Marlí Oppermann-Weissheimer serviert Heimattypisches.

Mit einem freundlichen "Gunn Dach" auf den Lippen betreten die Gäste aus Brasilien die Redaktion. Von Sprachbarrieren keine Spur. Es kann gleich munter drauf los geplaudert werden. Denn Marlí Oppermann-Weissheimer spricht Hunsrücker Platt. Die Bürgermeisterin von São Vendelino ist erstmals zu Besuch in der Partnerstadt St. Wendel. Sie hat bereits einiges gesehen, war viel "maje". Dafür sorgt Jürgen Zimmer. Bei ihm sind Oppermann-Weissheimer und ihr Mann Joao Weissheimer untergebracht.

Neben Ausflügen steht aber sicher auch Fußball schauen auf dem Programm, denn schon seit Wochen sind die Menschen in São Vendelino im WM-Fieber. "Die Leute lieben Fußball und freuen sich auf die Spiele", sagt Marlí Oppermann-Weissheimer. Die Kinder haben die Schulen in den Landesfarben dekoriert, vor dem Rathaus liege eine riesige bunte Kugel als Symbol für Fußball und auch an der Brücke, die nach São Vendelino führt, hängen brasilianische Flaggen. Proteste gegen die WM gibt es hier keine. 2000 Einwohner zählt São Vendelino im Bundesstaat Rio Grande do Sul. Im Süden haben die Menschen Arbeit, es geht ihnen gut.

70 Prozent der Bürger sprechen Hunsrücker Platt. Die Kultur der deutschen Auswanderer ist noch immer hör- und spürbar.
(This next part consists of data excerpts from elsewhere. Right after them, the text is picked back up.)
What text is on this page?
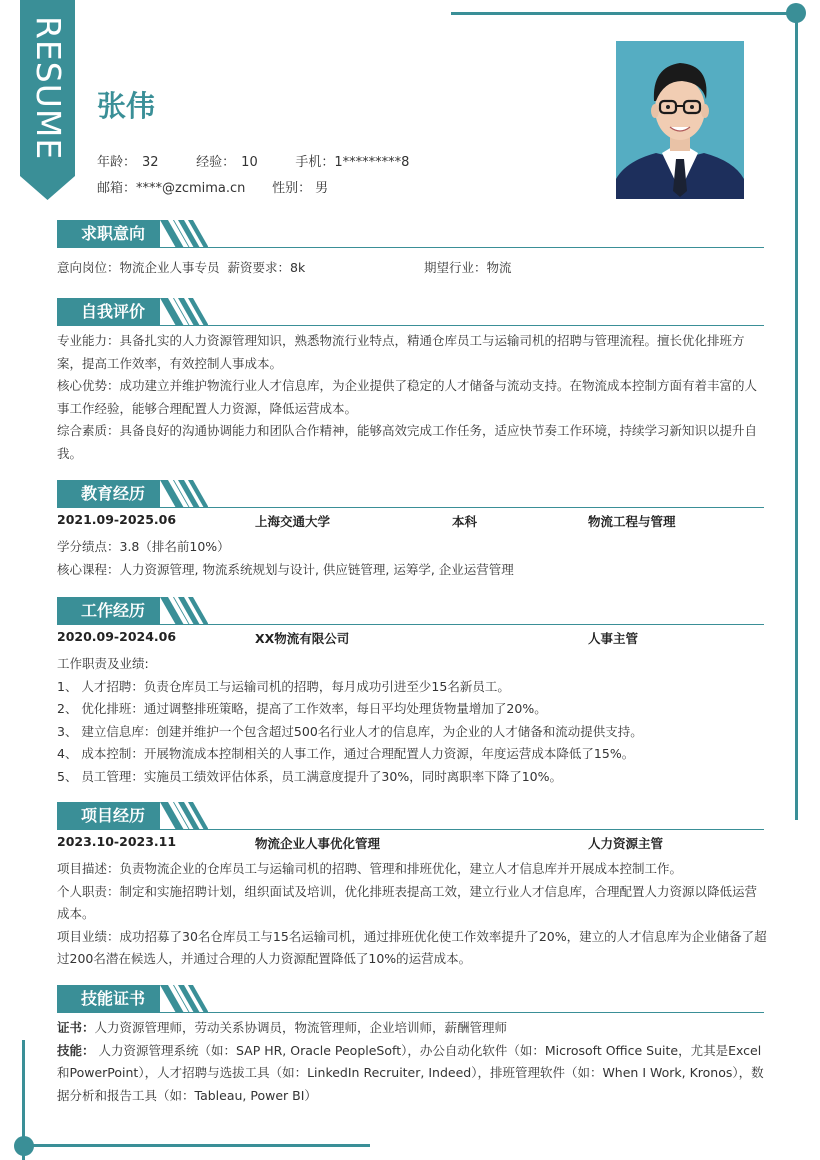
RESUME 张伟
年龄： 32	经验： 10	手机：1*********8
邮箱：****@zcmima.cn 性别： 男
求职意向
意向岗位：物流企业人事专员 薪资要求：8k	期望行业：物流
自我评价
专业能力：具备扎实的人力资源管理知识，熟悉物流行业特点，精通仓库员工与运输司机的招聘与管理流程。擅长优化排班方案，提高工作效率，有效控制人事成本。
核心优势：成功建立并维护物流行业人才信息库，为企业提供了稳定的人才储备与流动支持。在物流成本控制方面有着丰富的人事工作经验，能够合理配置人力资源，降低运营成本。
综合素质：具备良好的沟通协调能力和团队合作精神，能够高效完成工作任务，适应快节奏工作环境，持续学习新知识以提升自我。
教育经历
2021.09-2025.06	上海交通大学	本科	物流工程与管理
学分绩点：3.8（排名前10%）
核心课程：人力资源管理, 物流系统规划与设计, 供应链管理, 运筹学, 企业运营管理
工作经历
2020.09-2024.06	XX物流有限公司	人事主管
工作职责及业绩:
1、 人才招聘：负责仓库员工与运输司机的招聘，每月成功引进至少15名新员工。
2、 优化排班：通过调整排班策略，提高了工作效率，每日平均处理货物量增加了20%。
3、 建立信息库：创建并维护一个包含超过500名行业人才的信息库，为企业的人才储备和流动提供支持。
4、 成本控制：开展物流成本控制相关的人事工作，通过合理配置人力资源，年度运营成本降低了15%。
5、 员工管理：实施员工绩效评估体系，员工满意度提升了30%，同时离职率下降了10%。
项目经历
2023.10-2023.11	物流企业人事优化管理	人力资源主管
项目描述：负责物流企业的仓库员工与运输司机的招聘、管理和排班优化，建立人才信息库并开展成本控制工作。
个人职责：制定和实施招聘计划，组织面试及培训，优化排班表提高工效，建立行业人才信息库，合理配置人力资源以降低运营成本。
项目业绩：成功招募了30名仓库员工与15名运输司机，通过排班优化使工作效率提升了20%，建立的人才信息库为企业储备了超过200名潜在候选人，并通过合理的人力资源配置降低了10%的运营成本。
技能证书
证书：人力资源管理师，劳动关系协调员，物流管理师，企业培训师，薪酬管理师
技能： 人力资源管理系统（如：SAP HR, Oracle PeopleSoft），办公自动化软件（如：Microsoft Office Suite，尤其是Excel和PowerPoint），人才招聘与选拔工具（如：LinkedIn Recruiter, Indeed），排班管理软件（如：When I Work, Kronos），数据分析和报告工具（如：Tableau, Power BI）
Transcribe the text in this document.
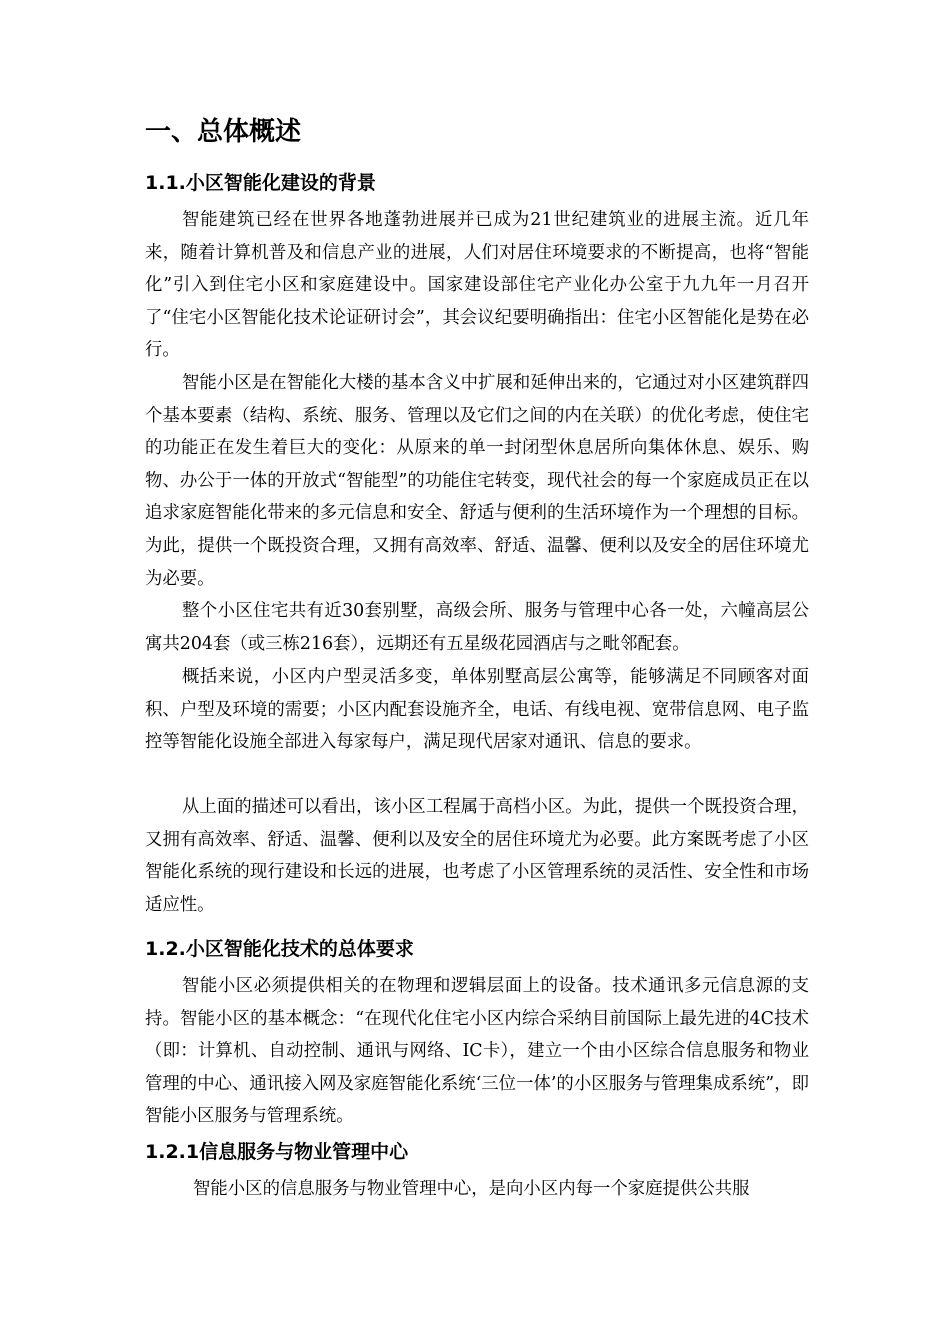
一、总体概述
1.1.小区智能化建设的背景

智能建筑已经在世界各地蓬勃进展并已成为21世纪建筑业的进展主流。近几年来，随着计算机普及和信息产业的进展，人们对居住环境要求的不断提高，也将“智能化”引入到住宅小区和家庭建设中。国家建设部住宅产业化办公室于九九年一月召开了“住宅小区智能化技术论证研讨会”，其会议纪要明确指出：住宅小区智能化是势在必行。

智能小区是在智能化大楼的基本含义中扩展和延伸出来的，它通过对小区建筑群四个基本要素（结构、系统、服务、管理以及它们之间的内在关联）的优化考虑，使住宅的功能正在发生着巨大的变化：从原来的单一封闭型休息居所向集体休息、娱乐、购物、办公于一体的开放式“智能型”的功能住宅转变，现代社会的每一个家庭成员正在以追求家庭智能化带来的多元信息和安全、舒适与便利的生活环境作为一个理想的目标。为此，提供一个既投资合理，又拥有高效率、舒适、温馨、便利以及安全的居住环境尤为必要。

整个小区住宅共有近30套别墅，高级会所、服务与管理中心各一处，六幢高层公寓共204套（或三栋216套），远期还有五星级花园酒店与之毗邻配套。

概括来说，小区内户型灵活多变，单体别墅高层公寓等，能够满足不同顾客对面积、户型及环境的需要；小区内配套设施齐全，电话、有线电视、宽带信息网、电子监控等智能化设施全部进入每家每户，满足现代居家对通讯、信息的要求。

从上面的描述可以看出，该小区工程属于高档小区。为此，提供一个既投资合理，又拥有高效率、舒适、温馨、便利以及安全的居住环境尤为必要。此方案既考虑了小区智能化系统的现行建设和长远的进展，也考虑了小区管理系统的灵活性、安全性和市场适应性。

1.2.小区智能化技术的总体要求

智能小区必须提供相关的在物理和逻辑层面上的设备。技术通讯多元信息源的支持。智能小区的基本概念：“在现代化住宅小区内综合采纳目前国际上最先进的4C技术（即：计算机、自动控制、通讯与网络、IC卡），建立一个由小区综合信息服务和物业管理的中心、通讯接入网及家庭智能化系统‘三位一体’的小区服务与管理集成系统”，即智能小区服务与管理系统。

1.2.1信息服务与物业管理中心

智能小区的信息服务与物业管理中心，是向小区内每一个家庭提供公共服
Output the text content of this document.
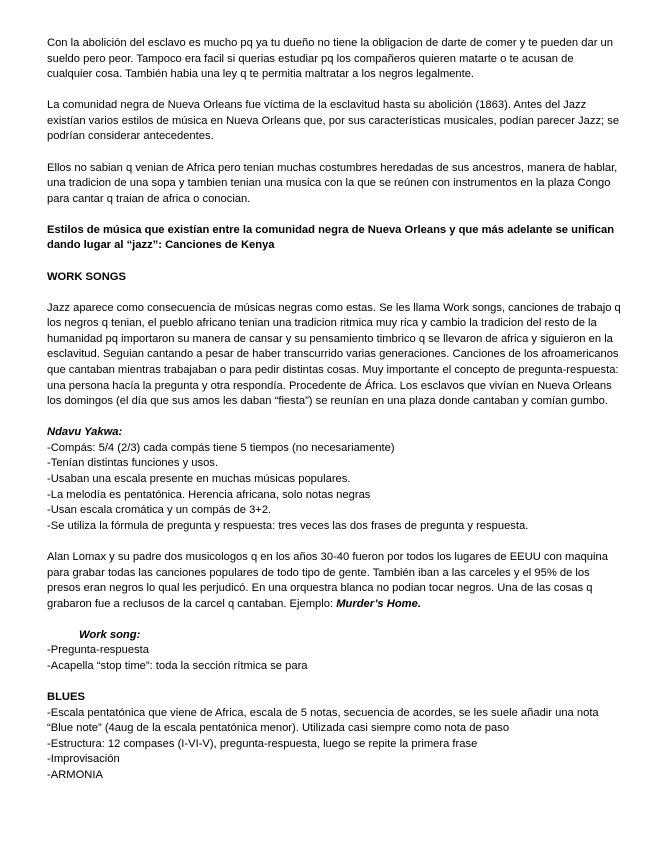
Con la abolición del esclavo es mucho pq ya tu dueño no tiene la obligacion de darte de comer y te pueden dar un sueldo pero peor. Tampoco era facil si querias estudiar pq los compañeros quieren matarte o te acusan de cualquier cosa. También habia una ley q te permitia maltratar a los negros legalmente.

La comunidad negra de Nueva Orleans fue víctima de la esclavitud hasta su abolición (1863). Antes del Jazz existían varios estilos de música en Nueva Orleans que, por sus características musicales, podían parecer Jazz; se podrían considerar antecedentes.

Ellos no sabian q venian de Africa pero tenian muchas costumbres heredadas de sus ancestros, manera de hablar, una tradicion de una sopa y tambien tenian una musica con la que se reúnen con instrumentos en la plaza Congo para cantar q traian de africa o conocian.

Estilos de música que existían entre la comunidad negra de Nueva Orleans y que más adelante se unifican dando lugar al “jazz”: Canciones de Kenya

WORK SONGS

Jazz aparece como consecuencia de músicas negras como estas. Se les llama Work songs, canciones de trabajo q los negros q tenian, el pueblo africano tenian una tradicion ritmica muy rica y cambio la tradicion del resto de la humanidad pq importaron su manera de cansar y su pensamiento timbrico q se llevaron de africa y siguieron en la esclavitud. Seguian cantando a pesar de haber transcurrido varias generaciones. Canciones de los afroamericanos que cantaban mientras trabajaban o para pedir distintas cosas. Muy importante el concepto de pregunta-respuesta: una persona hacía la pregunta y otra respondía. Procedente de África. Los esclavos que vivían en Nueva Orleans los domingos (el día que sus amos les daban “fiesta”) se reunían en una plaza donde cantaban y comían gumbo.

Ndavu Yakwa:

-Compás: 5/4 (2/3) cada compás tiene 5 tiempos (no necesariamente)
-Tenían distintas funciones y usos.
-Usaban una escala presente en muchas músicas populares.
-La melodía es pentatónica. Herencia africana, solo notas negras
-Usan escala cromática y un compás de 3+2.
-Se utiliza la fórmula de pregunta y respuesta: tres veces las dos frases de pregunta y respuesta.

Alan Lomax y su padre dos musicologos q en los años 30-40 fueron por todos los lugares de EEUU con maquina para grabar todas las canciones populares de todo tipo de gente. También iban a las carceles y el 95% de los presos eran negros lo qual les perjudicó. En una orquestra blanca no podian tocar negros. Una de las cosas q grabaron fue a reclusos de la carcel q cantaban. Ejemplo: Murder’s Home.

Work song:

-Pregunta-respuesta
-Acapella “stop time”: toda la sección rítmica se para

BLUES

-Escala pentatónica que viene de Africa, escala de 5 notas, secuencia de acordes, se les suele añadir una nota “Blue note” (4aug de la escala pentatónica menor). Utilizada casi siempre como nota de paso

-Estructura: 12 compases (I-VI-V), pregunta-respuesta, luego se repite la primera frase
-Improvisación
-ARMONIA
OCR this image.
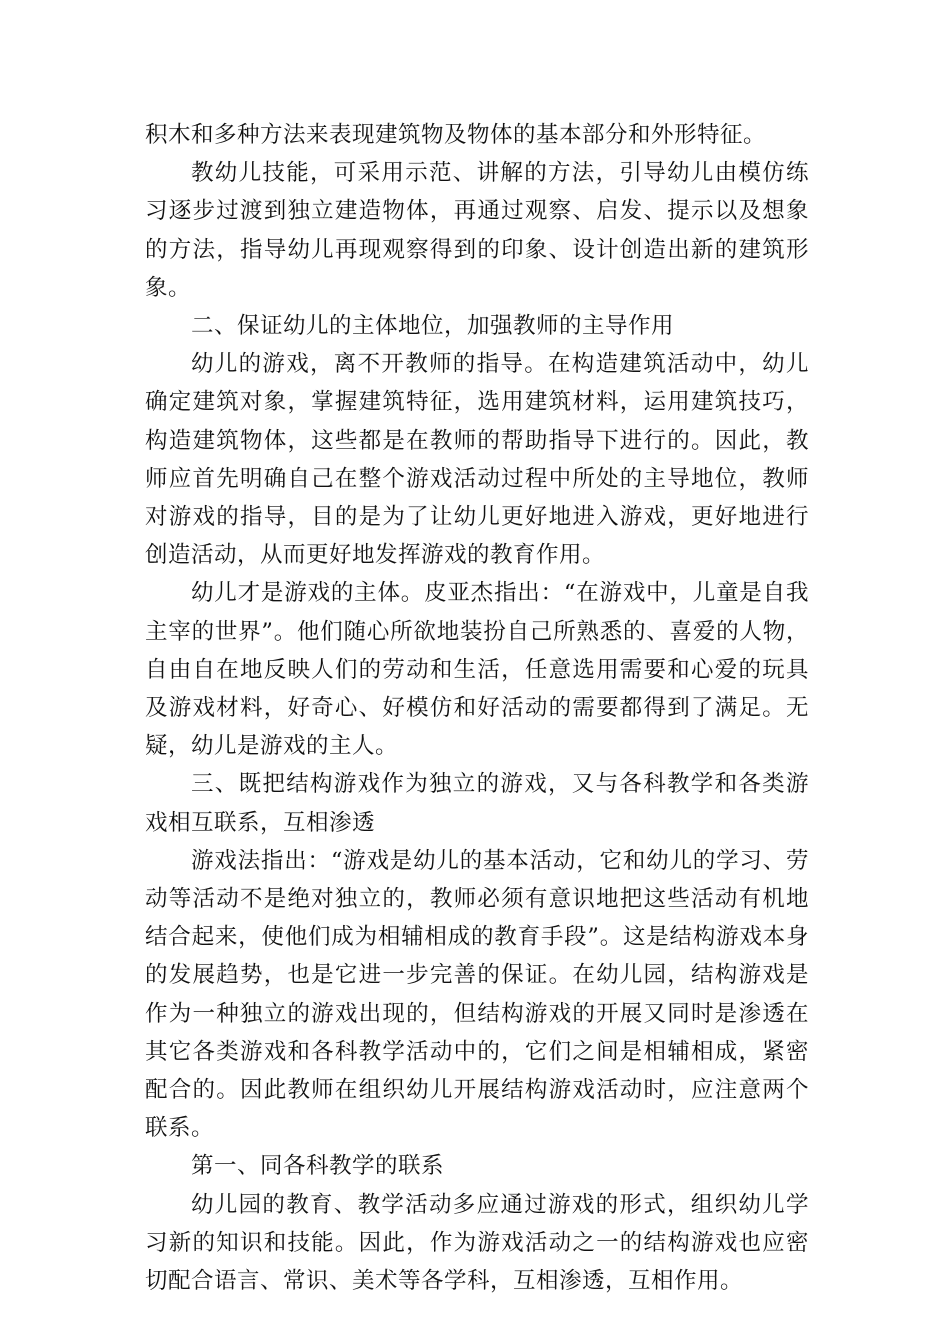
积木和多种方法来表现建筑物及物体的基本部分和外形特征。

教幼儿技能，可采用示范、讲解的方法，引导幼儿由模仿练习逐步过渡到独立建造物体，再通过观察、启发、提示以及想象的方法，指导幼儿再现观察得到的印象、设计创造出新的建筑形象。

二、保证幼儿的主体地位，加强教师的主导作用

幼儿的游戏，离不开教师的指导。在构造建筑活动中，幼儿确定建筑对象，掌握建筑特征，选用建筑材料，运用建筑技巧，构造建筑物体，这些都是在教师的帮助指导下进行的。因此，教师应首先明确自己在整个游戏活动过程中所处的主导地位，教师对游戏的指导，目的是为了让幼儿更好地进入游戏，更好地进行创造活动，从而更好地发挥游戏的教育作用。

幼儿才是游戏的主体。皮亚杰指出：“在游戏中，儿童是自我主宰的世界”。他们随心所欲地装扮自己所熟悉的、喜爱的人物，自由自在地反映人们的劳动和生活，任意选用需要和心爱的玩具及游戏材料，好奇心、好模仿和好活动的需要都得到了满足。无疑，幼儿是游戏的主人。

三、既把结构游戏作为独立的游戏，又与各科教学和各类游戏相互联系，互相渗透

游戏法指出：“游戏是幼儿的基本活动，它和幼儿的学习、劳动等活动不是绝对独立的，教师必须有意识地把这些活动有机地结合起来，使他们成为相辅相成的教育手段”。这是结构游戏本身的发展趋势，也是它进一步完善的保证。在幼儿园，结构游戏是作为一种独立的游戏出现的，但结构游戏的开展又同时是渗透在其它各类游戏和各科教学活动中的，它们之间是相辅相成，紧密配合的。因此教师在组织幼儿开展结构游戏活动时，应注意两个联系。

第一、同各科教学的联系

幼儿园的教育、教学活动多应通过游戏的形式，组织幼儿学习新的知识和技能。因此，作为游戏活动之一的结构游戏也应密切配合语言、常识、美术等各学科，互相渗透，互相作用。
Auch in Sachen Fußball . Denn es schlagen quasi zwei Herzen in der Brust der Menschen in São Vendelino. "Wir sind ein bisschen mehr für Brasilien", gesteht die Bürgermeisterin. "Aber wenn das Team ausscheiden sollte, dann soll Deutschland gewinnen." Flaggen in Schwarz-Rot-Gold sind auch vertreten. Ein Haus von einem Auswanderer , der erst vor ungefähr 16 Jahren nach Brasilien gekommen ist, ist komplett in den Farben Deutschlands geschmückt. Zu den WM-Spielen treffen sich die Menschen in Bars. Dann werde gemeinsam gejubelt und brasilianischer Spießbraten serviert.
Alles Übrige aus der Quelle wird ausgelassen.